There's two stages to the linking: first juxtaposing the excerpts, then finding and linking key phrases within them. I find the excerpts themselves often have interesting connections between them, but the key phrases can be a bit out there. The "fictions" to "internal motives" one does gel for me, given the theme of deceiving ourselves about our own motivations.

reedf1 1 day ago||
Well even the post itself reads to me as AI generated
itsangaris 1 day ago||
surprised to that "seeing like a state" didn't get included in the "legibility tax" category
JimmyJamesJames 1 day ago||
Like this initial step and its findings.

#1: would a larger dataset increase the depth and breadth of insight ( go to #2) #2: with the initial top 100, are there key ‘super node’ books that stand out as ones to read due the breadth they offer. Would a larger dataset identify further ‘super node’ books.

podgorniy 10 hours ago||
Cool stuff. Thanks for conceptualizing, implementing and sharing
amelius 1 day ago||
Makes me wonder, how well could an LLM-based solution score on the Netflix prize?

https://en.wikipedia.org/wiki/Netflix_Prize

(Are people still trying to improve upon the original winning solution?)

froil 11 hours ago||
Do you have details of the tech stack? Really loved it..
simonw 11 hours ago|
There's a useful write-up of that here: https://pieterma.es/syntopic-reading-claude/#how-its-impleme...
sciences44 1 day ago||
Love the originality here - makes you curious to explore more.

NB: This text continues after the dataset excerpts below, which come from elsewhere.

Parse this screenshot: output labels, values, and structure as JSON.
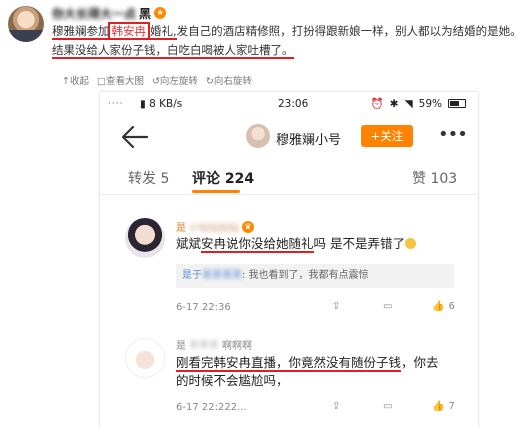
{
  "post": {
    "username_blurred": "你大长得大一点",
    "username_suffix": "黑",
    "lines": [
      {
        "pre": "",
        "name": "穆雅斓参加",
        "hl": "韩安冉",
        "after_hl": "婚礼,",
        "rest": "发自己的酒店精修照，打扮得跟新娘一样，别人都以为结婚的是她。"
      },
      {
        "text": "结果没给人家份子钱，白吃白喝被人家吐槽了。"
      }
    ],
    "tools": [
      "↑收起",
      "□查看大图",
      "↺向左旋转",
      "↻向右旋转"
    ]
  },
  "status_bar": {
    "dots": "····",
    "speed": "8 KB/s",
    "time": "23:06",
    "battery": "59%"
  },
  "nav": {
    "name": "穆雅斓小号",
    "follow": "+关注"
  },
  "tabs": {
    "repost": "转发 5",
    "comments": "评论 224",
    "likes": "赞 103"
  },
  "comments": [
    {
      "name_prefix": "是",
      "name_blurred": "小仙仙仙仙",
      "text_a": "斌斌",
      "text_hl": "安冉",
      "text_b": "说你没给她随礼",
      "text_c": "吗 是不是弄错了",
      "reply_name": "是于",
      "reply_name_blurred": "莱莱莱莱",
      "reply_text": ": 我也看到了，我都有点震惊",
      "time": "6-17 22:36",
      "likes": "6"
    },
    {
      "name_prefix": "是",
      "name_blurred": "不不不",
      "name_suffix": "啊啊啊",
      "line1_a": "刚看完韩安冉直播，你竟然没有随份子钱",
      "line1_b": "，你去",
      "line2": "的时候不会尴尬吗，",
      "time": "6-17 22:222...",
      "likes": "7"
    }
  ]
}
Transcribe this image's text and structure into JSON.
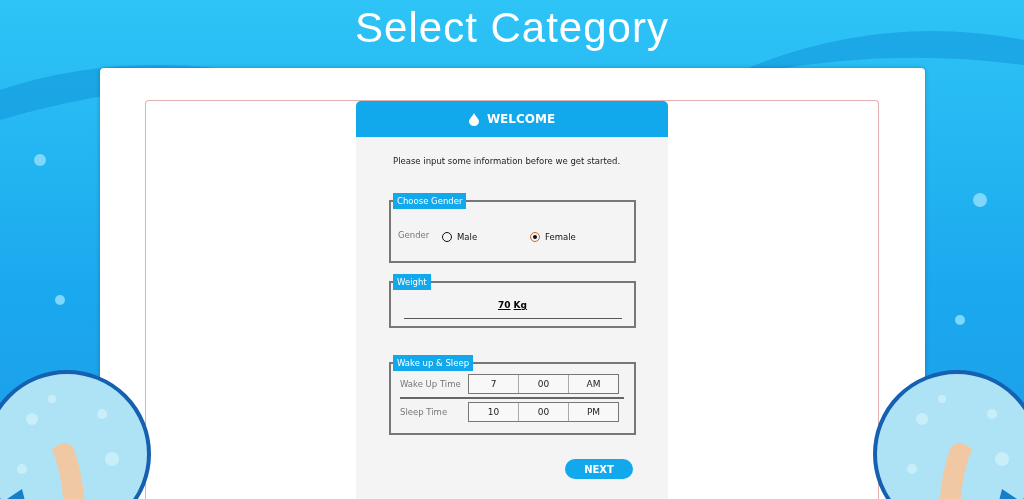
{
  "title": "Select Category",
  "dialog": {
    "title": "WELCOME",
    "intro": "Please input some information before we get started.",
    "gender": {
      "legend": "Choose Gender",
      "label": "Gender",
      "options": [
        {
          "label": "Male",
          "selected": false
        },
        {
          "label": "Female",
          "selected": true
        }
      ]
    },
    "weight": {
      "legend": "Weight",
      "value": "70",
      "unit": "Kg"
    },
    "schedule": {
      "legend": "Wake up & Sleep",
      "rows": [
        {
          "label": "Wake Up Time",
          "hour": "7",
          "minute": "00",
          "period": "AM"
        },
        {
          "label": "Sleep Time",
          "hour": "10",
          "minute": "00",
          "period": "PM"
        }
      ]
    },
    "next_button": "NEXT"
  }
}
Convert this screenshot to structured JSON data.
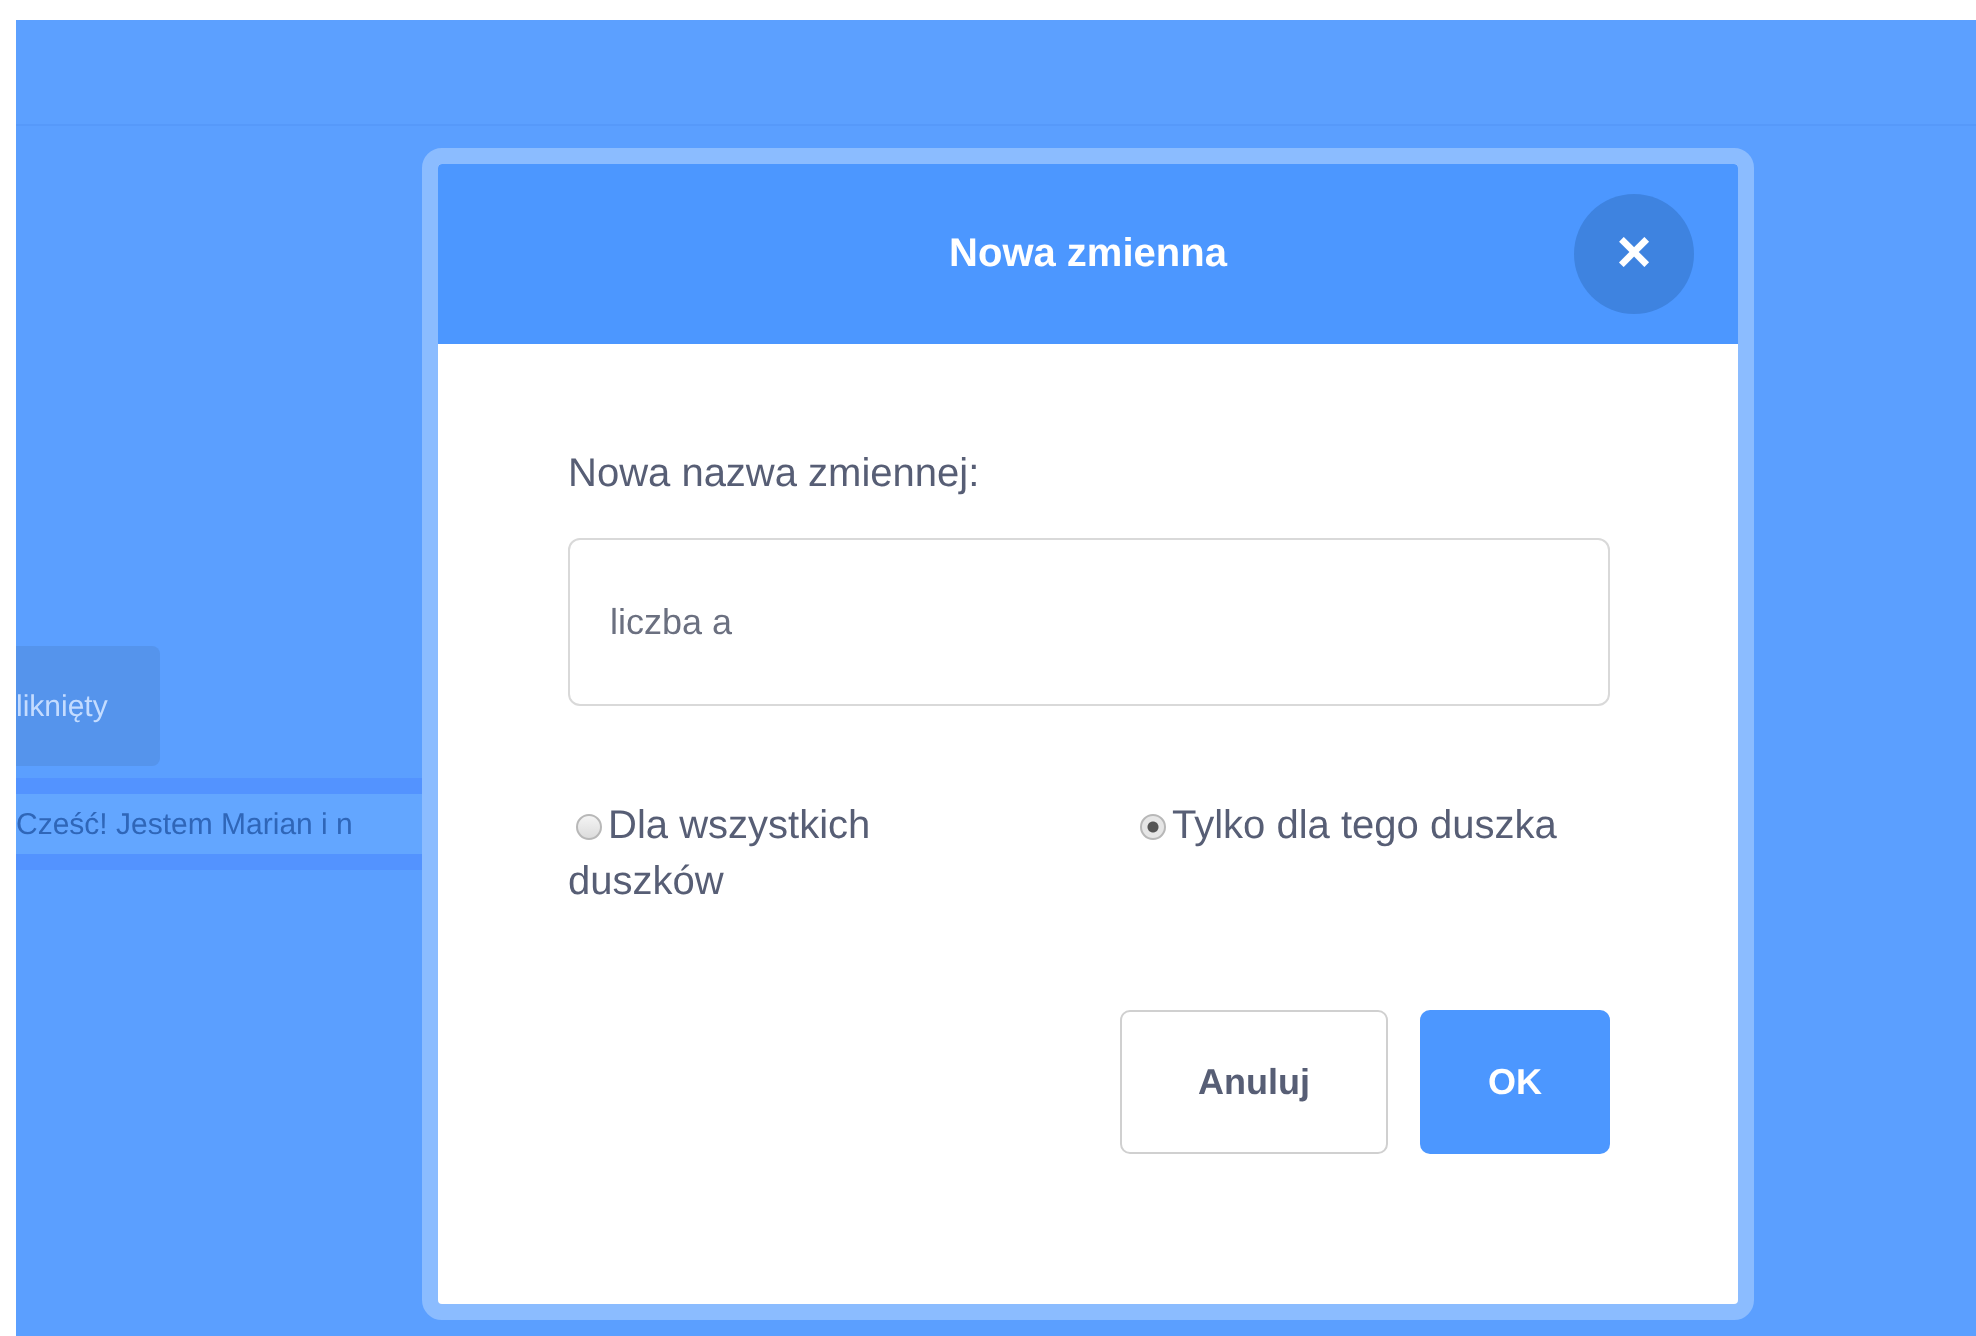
{
  "background": {
    "block_label": "liknięty",
    "speech_text": "Cześć! Jestem Marian i n"
  },
  "dialog": {
    "title": "Nowa zmienna",
    "close": "×",
    "prompt": "Nowa nazwa zmiennej:",
    "name_value": "liczba a",
    "scope_options": [
      {
        "label": "Dla wszystkich duszków",
        "selected": false
      },
      {
        "label": "Tylko dla tego duszka",
        "selected": true
      }
    ],
    "buttons": [
      {
        "label": "Anuluj",
        "kind": "secondary"
      },
      {
        "label": "OK",
        "kind": "primary"
      }
    ]
  }
}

Solid technical execution too. Well done!

dev_l1x_be 1 day ago||
Claude code is good for arranging random things into categories, with code, configuration and documentation files it is barely goes into random rabbit holes or hallucinates categories for me.
adsharma 23 hours ago||
This is GraphRAG using SQLite.

Wouldn't it be good if recursive Leiden and cypher was built into an embedded DB?

That's what I'm looking into with mcp-server-ladybug.

threecheese 22 hours ago|
Where did you come across Leiden partitioning? I’m facing a similar use case and wonder what you’re reading.